The claimant purchased a house, relying on a property survey and valuation prepared by the defendant surveyors. Although the claimant paid for the survey, it had been commissioned by the mortgage lender (the building society) to ensure the property’s value was sufficient for the loan. The survey was carried out negligently, failing to identify defects that meant the house was worth significantly less than the purchase price.

The Legal Issue

The central question was whether a surveyor owed a duty of care to a homebuyer when their contract was only with the mortgage lender. The surveyors had also included a disclaimer stating they assumed no responsibility for the report’s accuracy.

The Decision

The House of Lords held that the surveyors did owe a duty of care to the purchaser.
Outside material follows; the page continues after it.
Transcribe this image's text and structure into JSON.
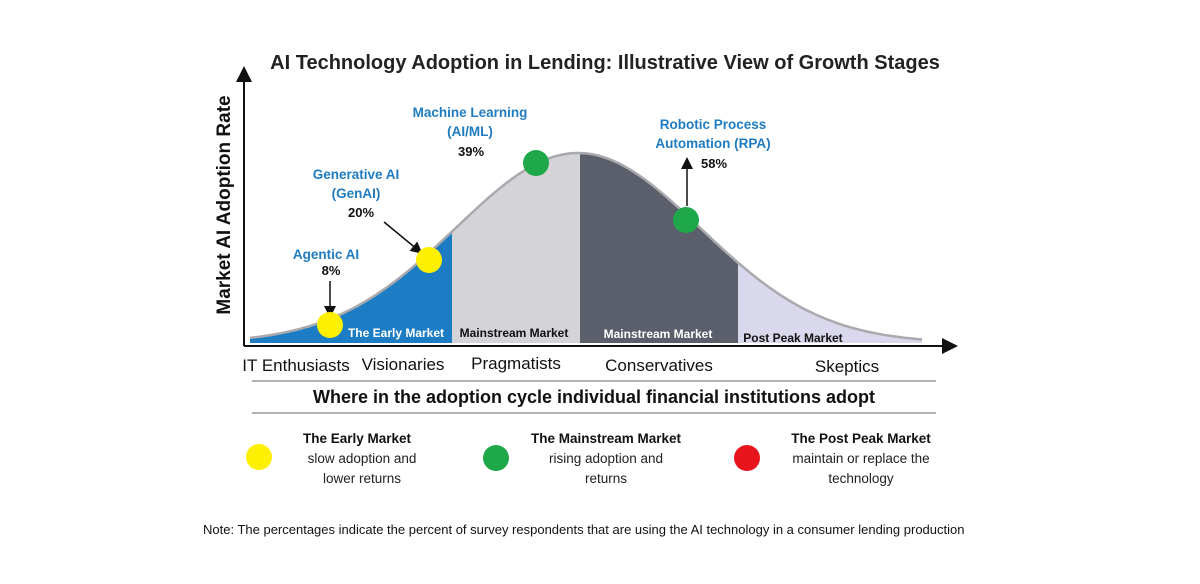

Despite the lack of a direct contract, the court found an “especially close relationship” because the surveyor was aware that the buyer would likely rely on the valuation. Crucially, the disclaimer was ineffective because it failed the “reasonableness” test required by the Unfair Contract Terms Act 1977 (UCTA).

Key Reasoning and Principles

  • Reasonable reliance: it is “commonly understood” that homebuyers rely on mortgage valuations to save on the cost of a full structural survey, especially since the buyer ultimately pays the lender for the valuation.
  • Modest means and importance: for many, a house is the most important purchase of their life. The claimant was of “modest means” and was entitled to rely on the professional valuer’s skill.
  • The UCTA reasonableness test: the House of Lords identified several factors for whether a disclaimer is reasonable:
    • the bargaining power of the parties;
    • how difficult the task being undertaken was;
    • the practical consequences of the loss, including the parties’ ability to bear it through insurance.
  • Distinction from Caparo: unlike Caparo v Dickman, where an audit could be relied upon by an indeterminate number of investors, the surveyor here knew specifically who would rely on the report for one particular transaction.

Legacy and Limitations

The decision is primarily applicable to private residential homebuyers. This was highlighted in Scullion v Bank of Scotland, where the court refused to extend the duty to a purchaser of a buy-to-let property, treating that as a commercial investment rather than the purchase of a family home.